The Oriental Institute of the University of Chicago's Egyptian Coffin Texts Project first began in 1922. The first scholar to contemplate a complete edition of the Coffin texts was M. Lacau, who had compiled the catalog of the Cairo material. His later appointment to director-general of the Egyptian Service of Antiquities, made it impossible for him to follow through with the project. The project of a complete edition then began to germinate independently in the minds of two scholars, James Breasted and Alan Gardiner. Breasted had conceived the plan of both copying by hand and photographing all existing Coffin texts, while Gardiner thought of continuing along the lines started by Lacau, with the difference that the texts should henceforth be published in autograph (hand-copied) and in vertical columns.
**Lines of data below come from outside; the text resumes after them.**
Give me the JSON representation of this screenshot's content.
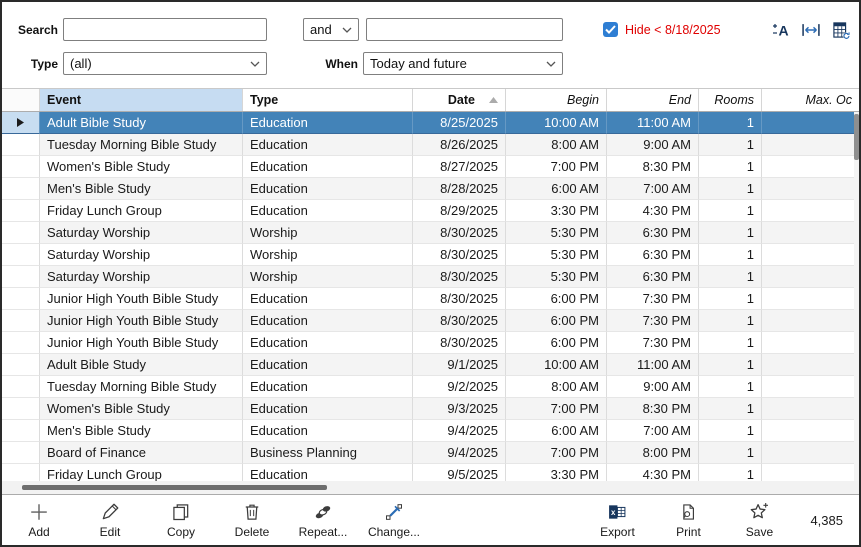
{
  "filters": {
    "search_label": "Search",
    "search_value": "",
    "operator": "and",
    "search2_value": "",
    "hide_filter": {
      "checked": true,
      "label": "Hide < 8/18/2025"
    },
    "type_label": "Type",
    "type_value": "(all)",
    "when_label": "When",
    "when_value": "Today and future",
    "icon_names": [
      "font-size-icon",
      "fit-width-icon",
      "table-options-icon"
    ]
  },
  "table": {
    "columns": [
      {
        "label": "Event",
        "align": "left",
        "style": "bold"
      },
      {
        "label": "Type",
        "align": "left",
        "style": "bold"
      },
      {
        "label": "Date",
        "align": "right",
        "style": "bold",
        "sorted": "asc"
      },
      {
        "label": "Begin",
        "align": "right",
        "style": "italic"
      },
      {
        "label": "End",
        "align": "right",
        "style": "italic"
      },
      {
        "label": "Rooms",
        "align": "right",
        "style": "italic"
      },
      {
        "label": "Max. Oc",
        "align": "right",
        "style": "italic"
      }
    ],
    "selected_row_index": 0,
    "rows": [
      {
        "event": "Adult Bible Study",
        "type": "Education",
        "date": "8/25/2025",
        "begin": "10:00 AM",
        "end": "11:00 AM",
        "rooms": "1",
        "max_occupancy": ""
      },
      {
        "event": "Tuesday Morning Bible Study",
        "type": "Education",
        "date": "8/26/2025",
        "begin": "8:00 AM",
        "end": "9:00 AM",
        "rooms": "1",
        "max_occupancy": ""
      },
      {
        "event": "Women's Bible Study",
        "type": "Education",
        "date": "8/27/2025",
        "begin": "7:00 PM",
        "end": "8:30 PM",
        "rooms": "1",
        "max_occupancy": ""
      },
      {
        "event": "Men's Bible Study",
        "type": "Education",
        "date": "8/28/2025",
        "begin": "6:00 AM",
        "end": "7:00 AM",
        "rooms": "1",
        "max_occupancy": ""
      },
      {
        "event": "Friday Lunch Group",
        "type": "Education",
        "date": "8/29/2025",
        "begin": "3:30 PM",
        "end": "4:30 PM",
        "rooms": "1",
        "max_occupancy": ""
      },
      {
        "event": "Saturday Worship",
        "type": "Worship",
        "date": "8/30/2025",
        "begin": "5:30 PM",
        "end": "6:30 PM",
        "rooms": "1",
        "max_occupancy": ""
      },
      {
        "event": "Saturday Worship",
        "type": "Worship",
        "date": "8/30/2025",
        "begin": "5:30 PM",
        "end": "6:30 PM",
        "rooms": "1",
        "max_occupancy": ""
      },
      {
        "event": "Saturday Worship",
        "type": "Worship",
        "date": "8/30/2025",
        "begin": "5:30 PM",
        "end": "6:30 PM",
        "rooms": "1",
        "max_occupancy": ""
      },
      {
        "event": "Junior High Youth Bible Study",
        "type": "Education",
        "date": "8/30/2025",
        "begin": "6:00 PM",
        "end": "7:30 PM",
        "rooms": "1",
        "max_occupancy": ""
      },
      {
        "event": "Junior High Youth Bible Study",
        "type": "Education",
        "date": "8/30/2025",
        "begin": "6:00 PM",
        "end": "7:30 PM",
        "rooms": "1",
        "max_occupancy": ""
      },
      {
        "event": "Junior High Youth Bible Study",
        "type": "Education",
        "date": "8/30/2025",
        "begin": "6:00 PM",
        "end": "7:30 PM",
        "rooms": "1",
        "max_occupancy": ""
      },
      {
        "event": "Adult Bible Study",
        "type": "Education",
        "date": "9/1/2025",
        "begin": "10:00 AM",
        "end": "11:00 AM",
        "rooms": "1",
        "max_occupancy": ""
      },
      {
        "event": "Tuesday Morning Bible Study",
        "type": "Education",
        "date": "9/2/2025",
        "begin": "8:00 AM",
        "end": "9:00 AM",
        "rooms": "1",
        "max_occupancy": ""
      },
      {
        "event": "Women's Bible Study",
        "type": "Education",
        "date": "9/3/2025",
        "begin": "7:00 PM",
        "end": "8:30 PM",
        "rooms": "1",
        "max_occupancy": ""
      },
      {
        "event": "Men's Bible Study",
        "type": "Education",
        "date": "9/4/2025",
        "begin": "6:00 AM",
        "end": "7:00 AM",
        "rooms": "1",
        "max_occupancy": ""
      },
      {
        "event": "Board of Finance",
        "type": "Business Planning",
        "date": "9/4/2025",
        "begin": "7:00 PM",
        "end": "8:00 PM",
        "rooms": "1",
        "max_occupancy": ""
      },
      {
        "event": "Friday Lunch Group",
        "type": "Education",
        "date": "9/5/2025",
        "begin": "3:30 PM",
        "end": "4:30 PM",
        "rooms": "1",
        "max_occupancy": ""
      }
    ]
  },
  "toolbar": {
    "left_buttons": [
      {
        "label": "Add",
        "icon": "plus-icon"
      },
      {
        "label": "Edit",
        "icon": "pencil-icon"
      },
      {
        "label": "Copy",
        "icon": "copy-icon"
      },
      {
        "label": "Delete",
        "icon": "trash-icon"
      },
      {
        "label": "Repeat...",
        "icon": "repeat-icon"
      },
      {
        "label": "Change...",
        "icon": "change-icon"
      }
    ],
    "right_buttons": [
      {
        "label": "Export",
        "icon": "excel-icon"
      },
      {
        "label": "Print",
        "icon": "print-icon"
      },
      {
        "label": "Save",
        "icon": "save-star-icon"
      }
    ],
    "record_count": "4,385"
  },
  "colors": {
    "selection_blue": "#4383b8",
    "selected_column_header": "#c6dcf2",
    "checkbox_blue": "#2e7ed3",
    "filter_red": "#e00000",
    "icon_navy": "#17365d",
    "icon_blue": "#2b6cb5"
  }
}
Both seriously underestimated the extent and difficulty of the task, and this enabled them to join forces in order to devise a common scheme of work which combined the advantages of photography and hand-copying. Photographs were not included in the finished volumes.

Breasted and Gardiner began copying in 1922, though this was interrupted and delayed by the discovery of the Tomb of Tutankhamen, and with Breasted's increasing obligations he had to retire from the project. At this time Adriaan de Buck joined Gardiner and began copying all the texts in Cairo and Europe, with Gardiner checking his work at regular intervals. The copying of the texts was a lengthy operation (volume I was published in 1935; Volume VII was published in 1961, 2 years after de Buck's death). One of the principles early adopted and faithfully observed was that no text should be regarded as properly copied unless it had been collated by at least two persons. This process was deviated only when copying the coffins located in America; these were copied from photographs and afterwards collated with the originals by de Buck. 

Some of the coffins also had Pyramid Texts and sections of the Book of the Dead. Many of these were not included in the first seven volumes. A share of the Pyramid Texts that were excluded are now presented in Volume 8 (hieroglyphics printed by computer, not hand-copies) published in 2006, which completes the project. This massive undertaking, from the initial idea of the project to its ultimate completion, took 84 years! 

It should be noted once again that there is no English translation of the Coffin Texts included here. That being said, there is something 'magical' about engaging with the hieroglyphs directly. Sounds crazy doesn't it? It's not.